Django was developed in the high volume, ever-changing environment of an online newsroom. The original creators of Django had a very definite set of philosophies in creating the DTL. These philosophies remain core to Django today. They are:

  • Separate logic from presentation – A template system is a tool that controls presentation and presentation-related logic – and that’s it. The template system shouldn’t support functionality that goes beyond this basic goal.
  • Discourage redundancy – The majority of dynamic web sites use some sort of common site-wide design – a common header, footer, navigation bar, etc. The Django template system should make it easy to store those elements in a single place, eliminating duplicate code. This is the philosophy behind template inheritance.
  • Be decoupled from HTML – The template system shouldn’t be designed so that it only outputs HTML. It should be equally good at generating other text-based formats, or just plain text.
  • XML should not be used for template languages – Using an XML engine to parse templates introduces a whole new world of human error in editing templates – and incurs an unacceptable level of overhead in template processing.
  • Assume designer competence – The template system shouldn’t be designed so that templates necessarily are displayed nicely in WYSIWYG editors such as Dreamweaver. That is too severe of a limitation and wouldn’t allow the syntax to be as nice as it is. Django expects template authors are comfortable editing HTML directly.
  • Treat whitespace obviously – The template system shouldn’t do magic things with whitespace. If a template includes whitespace, the system should treat the whitespace as it treats text – just display it. Any whitespace that’s not in a template tag should be displayed.
  • Don’t invent a programming language – The template system intentionally doesn’t allow the following – assignment to variables and advanced logic. The goal is not to invent a programming language. The goal is to offer just enough programming-esque functionality, such as branching and looping, that is essential for making presentation-related decisions. The Django template system recognizes that templates are most often written by designers, not programmers, and therefore should not assume Python knowledge.
  • Safety and security – The template system, out of the box, should forbid the inclusion of malicious code – such as commands that delete database records. This is another reason why the template system doesn’t allow arbitrary execution of Python code.
  • Extensibility – The template system should recognize that advanced template authors may want to extend its technology. This is the philosophy behind custom template tags and filters.
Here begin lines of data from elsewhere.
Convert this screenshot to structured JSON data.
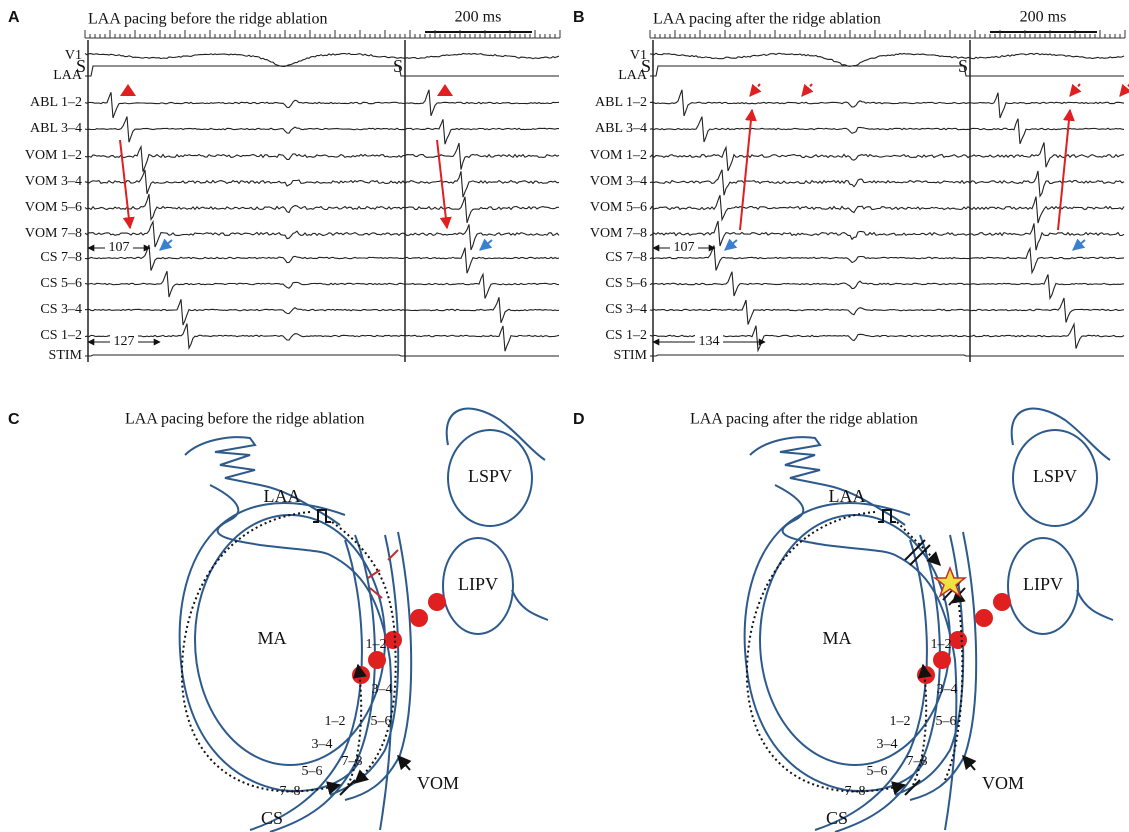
{
  "panels": [
    {
      "letter": "A",
      "title": "LAA pacing before the ridge ablation",
      "scale": "200 ms",
      "channels": [
        "V1",
        "LAA",
        "ABL 1–2",
        "ABL 3–4",
        "VOM 1–2",
        "VOM 3–4",
        "VOM 5–6",
        "VOM 7–8",
        "CS 7–8",
        "CS 5–6",
        "CS 3–4",
        "CS 1–2",
        "STIM"
      ],
      "stim_markers": [
        "S",
        "S"
      ],
      "intervals": [
        "107",
        "127"
      ]
    },
    {
      "letter": "B",
      "title": "LAA pacing after the ridge ablation",
      "scale": "200 ms",
      "channels": [
        "V1",
        "LAA",
        "ABL 1–2",
        "ABL 3–4",
        "VOM 1–2",
        "VOM 3–4",
        "VOM 5–6",
        "VOM 7–8",
        "CS 7–8",
        "CS 5–6",
        "CS 3–4",
        "CS 1–2",
        "STIM"
      ],
      "stim_markers": [
        "S",
        "S"
      ],
      "intervals": [
        "107",
        "134"
      ]
    },
    {
      "letter": "C",
      "title": "LAA pacing before the ridge ablation",
      "labels": {
        "lspv": "LSPV",
        "lipv": "LIPV",
        "laa": "LAA",
        "ma": "MA",
        "cs": "CS",
        "vom": "VOM"
      },
      "cs_electrodes": [
        "1–2",
        "3–4",
        "5–6",
        "7–8"
      ],
      "vom_electrodes": [
        "1–2",
        "3–4",
        "5–6",
        "7–8"
      ]
    },
    {
      "letter": "D",
      "title": "LAA pacing after the ridge ablation",
      "labels": {
        "lspv": "LSPV",
        "lipv": "LIPV",
        "laa": "LAA",
        "ma": "MA",
        "cs": "CS",
        "vom": "VOM"
      },
      "cs_electrodes": [
        "1–2",
        "3–4",
        "5–6",
        "7–8"
      ],
      "vom_electrodes": [
        "1–2",
        "3–4",
        "5–6",
        "7–8"
      ]
    }
  ]
}
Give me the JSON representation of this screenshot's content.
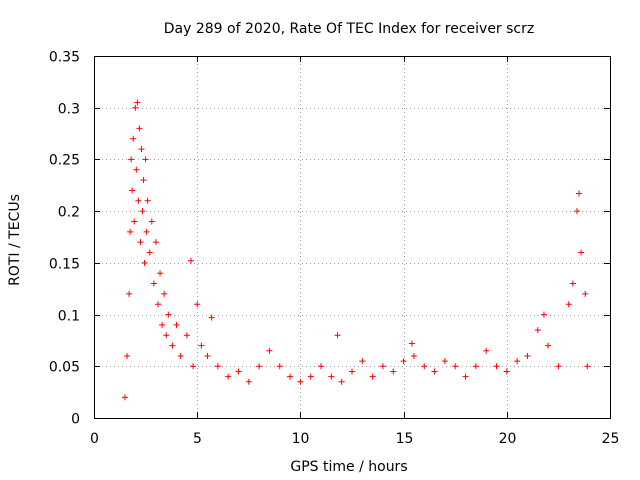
{
  "chart_data": {
    "type": "scatter",
    "title": "Day 289 of 2020, Rate Of TEC Index for receiver scrz",
    "xlabel": "GPS time / hours",
    "ylabel": "ROTI / TECUs",
    "xlim": [
      0,
      25
    ],
    "ylim": [
      0,
      0.35
    ],
    "xticks": [
      0,
      5,
      10,
      15,
      20,
      25
    ],
    "yticks": [
      0,
      0.05,
      0.1,
      0.15,
      0.2,
      0.25,
      0.3,
      0.35
    ],
    "xtick_labels": [
      "0",
      "5",
      "10",
      "15",
      "20",
      "25"
    ],
    "ytick_labels": [
      "0",
      "0.05",
      "0.1",
      "0.15",
      "0.2",
      "0.25",
      "0.3",
      "0.35"
    ],
    "grid": true,
    "marker": "plus",
    "color": "#ff0000",
    "series": [
      {
        "name": "ROTI",
        "points": [
          [
            1.5,
            0.02
          ],
          [
            1.6,
            0.06
          ],
          [
            1.7,
            0.12
          ],
          [
            1.75,
            0.18
          ],
          [
            1.8,
            0.25
          ],
          [
            1.85,
            0.22
          ],
          [
            1.9,
            0.27
          ],
          [
            1.95,
            0.19
          ],
          [
            2.0,
            0.3
          ],
          [
            2.05,
            0.24
          ],
          [
            2.1,
            0.305
          ],
          [
            2.15,
            0.21
          ],
          [
            2.2,
            0.28
          ],
          [
            2.25,
            0.17
          ],
          [
            2.3,
            0.26
          ],
          [
            2.35,
            0.2
          ],
          [
            2.4,
            0.23
          ],
          [
            2.45,
            0.15
          ],
          [
            2.5,
            0.25
          ],
          [
            2.55,
            0.18
          ],
          [
            2.6,
            0.21
          ],
          [
            2.7,
            0.16
          ],
          [
            2.8,
            0.19
          ],
          [
            2.9,
            0.13
          ],
          [
            3.0,
            0.17
          ],
          [
            3.1,
            0.11
          ],
          [
            3.2,
            0.14
          ],
          [
            3.3,
            0.09
          ],
          [
            3.4,
            0.12
          ],
          [
            3.5,
            0.08
          ],
          [
            3.6,
            0.1
          ],
          [
            3.8,
            0.07
          ],
          [
            4.0,
            0.09
          ],
          [
            4.2,
            0.06
          ],
          [
            4.5,
            0.08
          ],
          [
            4.7,
            0.152
          ],
          [
            4.8,
            0.05
          ],
          [
            5.0,
            0.11
          ],
          [
            5.2,
            0.07
          ],
          [
            5.5,
            0.06
          ],
          [
            5.7,
            0.097
          ],
          [
            6.0,
            0.05
          ],
          [
            6.5,
            0.04
          ],
          [
            7.0,
            0.045
          ],
          [
            7.5,
            0.035
          ],
          [
            8.0,
            0.05
          ],
          [
            8.5,
            0.065
          ],
          [
            9.0,
            0.05
          ],
          [
            9.5,
            0.04
          ],
          [
            10.0,
            0.035
          ],
          [
            10.5,
            0.04
          ],
          [
            11.0,
            0.05
          ],
          [
            11.5,
            0.04
          ],
          [
            11.8,
            0.08
          ],
          [
            12.0,
            0.035
          ],
          [
            12.5,
            0.045
          ],
          [
            13.0,
            0.055
          ],
          [
            13.5,
            0.04
          ],
          [
            14.0,
            0.05
          ],
          [
            14.5,
            0.045
          ],
          [
            15.0,
            0.055
          ],
          [
            15.4,
            0.072
          ],
          [
            15.5,
            0.06
          ],
          [
            16.0,
            0.05
          ],
          [
            16.5,
            0.045
          ],
          [
            17.0,
            0.055
          ],
          [
            17.5,
            0.05
          ],
          [
            18.0,
            0.04
          ],
          [
            18.5,
            0.05
          ],
          [
            19.0,
            0.065
          ],
          [
            19.5,
            0.05
          ],
          [
            20.0,
            0.045
          ],
          [
            20.5,
            0.055
          ],
          [
            21.0,
            0.06
          ],
          [
            21.5,
            0.085
          ],
          [
            21.8,
            0.1
          ],
          [
            22.0,
            0.07
          ],
          [
            22.5,
            0.05
          ],
          [
            23.0,
            0.11
          ],
          [
            23.2,
            0.13
          ],
          [
            23.4,
            0.2
          ],
          [
            23.5,
            0.217
          ],
          [
            23.6,
            0.16
          ],
          [
            23.8,
            0.12
          ],
          [
            23.9,
            0.05
          ]
        ]
      }
    ]
  }
}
DTL Philosophy – Concluding Thoughts

Having worked with many different templating systems myself over the years, I whole-heartedly endorse this approach – the DTL and the way it has been designed is one of the major pluses of the Django framework.
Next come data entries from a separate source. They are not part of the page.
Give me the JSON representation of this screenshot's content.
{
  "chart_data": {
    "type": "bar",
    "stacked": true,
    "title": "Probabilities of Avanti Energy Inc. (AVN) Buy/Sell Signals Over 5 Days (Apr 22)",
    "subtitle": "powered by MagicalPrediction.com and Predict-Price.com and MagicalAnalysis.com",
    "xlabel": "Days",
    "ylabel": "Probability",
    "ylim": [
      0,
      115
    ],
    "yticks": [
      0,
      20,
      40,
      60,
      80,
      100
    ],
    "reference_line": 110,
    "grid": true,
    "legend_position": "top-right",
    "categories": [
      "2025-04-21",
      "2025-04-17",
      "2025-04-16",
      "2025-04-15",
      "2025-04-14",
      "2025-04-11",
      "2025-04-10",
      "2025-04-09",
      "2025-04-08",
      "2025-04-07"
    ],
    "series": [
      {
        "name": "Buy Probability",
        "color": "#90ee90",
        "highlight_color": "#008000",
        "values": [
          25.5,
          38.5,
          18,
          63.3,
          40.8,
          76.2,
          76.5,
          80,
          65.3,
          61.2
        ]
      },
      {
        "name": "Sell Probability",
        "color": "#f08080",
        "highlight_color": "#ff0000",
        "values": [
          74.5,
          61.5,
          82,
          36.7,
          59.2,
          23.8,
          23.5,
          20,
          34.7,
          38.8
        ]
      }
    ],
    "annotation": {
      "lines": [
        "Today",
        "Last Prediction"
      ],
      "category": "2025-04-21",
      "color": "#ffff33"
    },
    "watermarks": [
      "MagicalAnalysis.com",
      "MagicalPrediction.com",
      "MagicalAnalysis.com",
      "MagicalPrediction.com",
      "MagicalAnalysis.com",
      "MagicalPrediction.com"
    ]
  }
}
When the pressure is on to Get Stuff Done, and you have both designers and programmers trying to communicate and get all the of the last minute tasks done, Django just gets out of the way and lets each team concentrate on what they are good at.
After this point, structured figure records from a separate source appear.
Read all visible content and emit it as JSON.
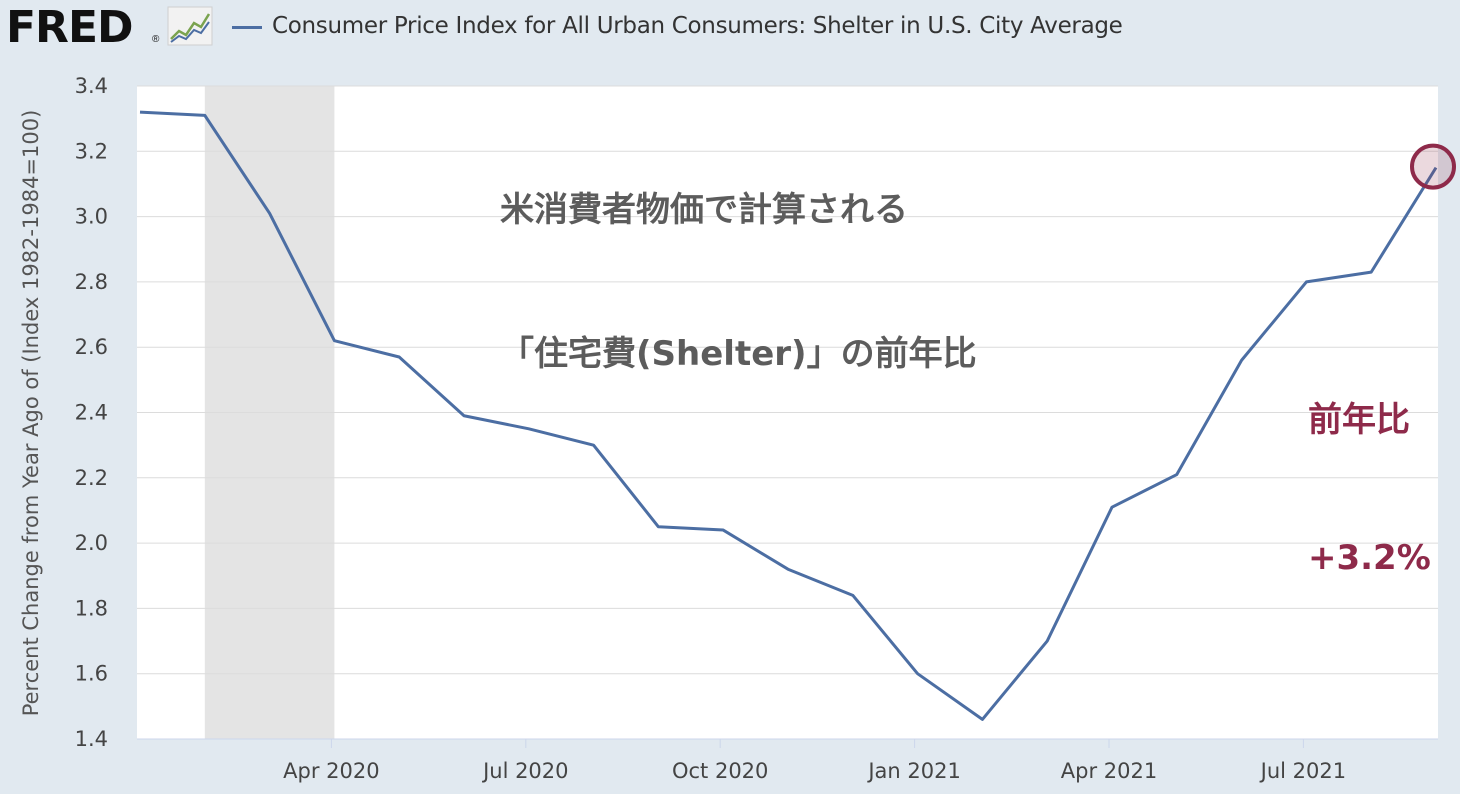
{
  "header": {
    "logo_text": "FRED",
    "logo_registered": "®",
    "logo_icon": "fred-chart-icon",
    "legend_label": "Consumer Price Index for All Urban Consumers: Shelter in U.S. City Average",
    "legend_color": "#4c6ea3"
  },
  "annotations": {
    "title_line1": "米消費者物価で計算される",
    "title_line2": "「住宅費(Shelter)」の前年比",
    "value_line1": "前年比",
    "value_line2": "+3.2%",
    "value_color": "#8e2a4a",
    "title_color": "#5c5c5c"
  },
  "chart_data": {
    "type": "line",
    "ylabel": "Percent Change from Year Ago of (Index 1982-1984=100)",
    "ylim": [
      1.4,
      3.4
    ],
    "yticks": [
      "1.4",
      "1.6",
      "1.8",
      "2.0",
      "2.2",
      "2.4",
      "2.6",
      "2.8",
      "3.0",
      "3.2",
      "3.4"
    ],
    "xticks": [
      "Apr 2020",
      "Jul 2020",
      "Oct 2020",
      "Jan 2021",
      "Apr 2021",
      "Jul 2021"
    ],
    "x": [
      "2020-01",
      "2020-02",
      "2020-03",
      "2020-04",
      "2020-05",
      "2020-06",
      "2020-07",
      "2020-08",
      "2020-09",
      "2020-10",
      "2020-11",
      "2020-12",
      "2021-01",
      "2021-02",
      "2021-03",
      "2021-04",
      "2021-05",
      "2021-06",
      "2021-07",
      "2021-08",
      "2021-09"
    ],
    "series": [
      {
        "values": [
          3.32,
          3.31,
          3.01,
          2.62,
          2.57,
          2.39,
          2.35,
          2.3,
          2.05,
          2.04,
          1.92,
          1.84,
          1.6,
          1.46,
          1.7,
          2.11,
          2.21,
          2.56,
          2.8,
          2.83,
          3.15
        ],
        "color": "#4c6ea3"
      }
    ],
    "recession_shading": {
      "from": "2020-02",
      "to": "2020-04",
      "color": "#e4e4e4"
    },
    "highlight": {
      "x": "2021-09",
      "y": 3.15,
      "color": "#8e2a4a"
    },
    "grid": true,
    "background": "#ffffff"
  }
}
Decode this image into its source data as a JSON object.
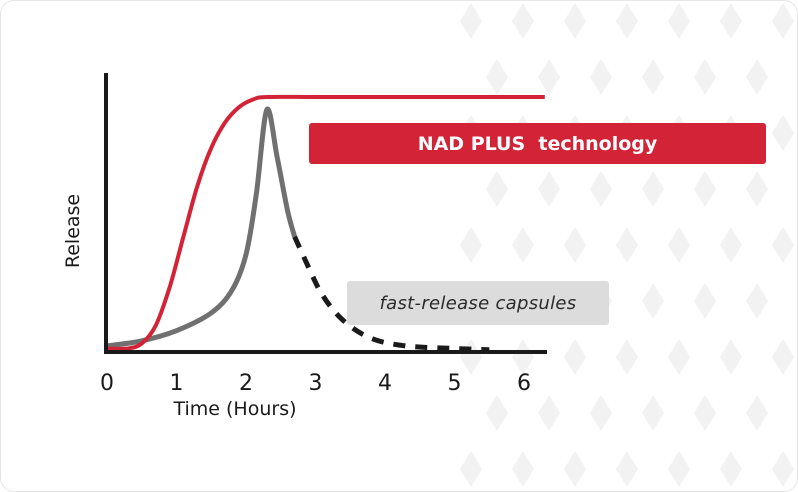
{
  "chart_data": {
    "type": "line",
    "xlabel": "Time (Hours)",
    "ylabel": "Release",
    "xlim": [
      0,
      6.5
    ],
    "ylim": [
      0,
      1.0
    ],
    "x_ticks": [
      "0",
      "1",
      "2",
      "3",
      "4",
      "5",
      "6"
    ],
    "grid": false,
    "series": [
      {
        "name": "NAD PLUS  technology",
        "color": "#d32437",
        "style": "solid",
        "points": [
          [
            0.0,
            0.01
          ],
          [
            0.3,
            0.01
          ],
          [
            0.5,
            0.03
          ],
          [
            0.7,
            0.1
          ],
          [
            0.9,
            0.25
          ],
          [
            1.1,
            0.45
          ],
          [
            1.3,
            0.65
          ],
          [
            1.5,
            0.8
          ],
          [
            1.7,
            0.9
          ],
          [
            1.9,
            0.96
          ],
          [
            2.1,
            0.99
          ],
          [
            2.3,
            1.0
          ],
          [
            3.0,
            1.0
          ],
          [
            4.0,
            1.0
          ],
          [
            5.0,
            1.0
          ],
          [
            6.3,
            1.0
          ]
        ]
      },
      {
        "name": "fast-release capsules",
        "color": "#707070",
        "style": "solid-then-dashed",
        "dash_from_x": 2.7,
        "points": [
          [
            0.0,
            0.02
          ],
          [
            0.5,
            0.04
          ],
          [
            1.0,
            0.08
          ],
          [
            1.5,
            0.15
          ],
          [
            1.8,
            0.24
          ],
          [
            2.0,
            0.38
          ],
          [
            2.15,
            0.62
          ],
          [
            2.3,
            0.95
          ],
          [
            2.45,
            0.76
          ],
          [
            2.6,
            0.55
          ],
          [
            2.7,
            0.45
          ],
          [
            2.9,
            0.33
          ],
          [
            3.1,
            0.22
          ],
          [
            3.4,
            0.12
          ],
          [
            3.8,
            0.05
          ],
          [
            4.3,
            0.02
          ],
          [
            5.0,
            0.01
          ],
          [
            5.5,
            0.005
          ]
        ]
      }
    ],
    "legend": [
      {
        "label": "NAD PLUS  technology",
        "background": "#d32437",
        "text_color": "#ffffff",
        "placement": "upper-right"
      },
      {
        "label": "fast-release capsules",
        "background": "#dcdcdc",
        "text_color": "#2a2a2a",
        "placement": "middle-right"
      }
    ]
  },
  "colors": {
    "axis": "#1a1a1a",
    "pattern": "#f2f2f2"
  }
}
Once you have found this out for yourself through real-life practice, you will find out very quickly why Django really is the “framework for perfectionists with deadlines”.

More than any other component of web applications, template syntax is highly subjective, and programmers’ opinions vary wildly. The fact that Python alone has dozens, if not hundreds, of open source template-language implementations supports this point. Each was likely created because its developer deemed all existing template languages inadequate.

With all this in mind, Django is flexible – it does not require you to use the DTL. All of the most recent versions of Django, including Django 1.11, ship with the popular Jinja2 template engine as well as the DTL to provide developers with options.

Because Django is intended to be a full-stack web framework that provides all the pieces necessary for web developers to be productive, most times it’s more convenient to use the DTL, but it’s not a strict requirement in any sense.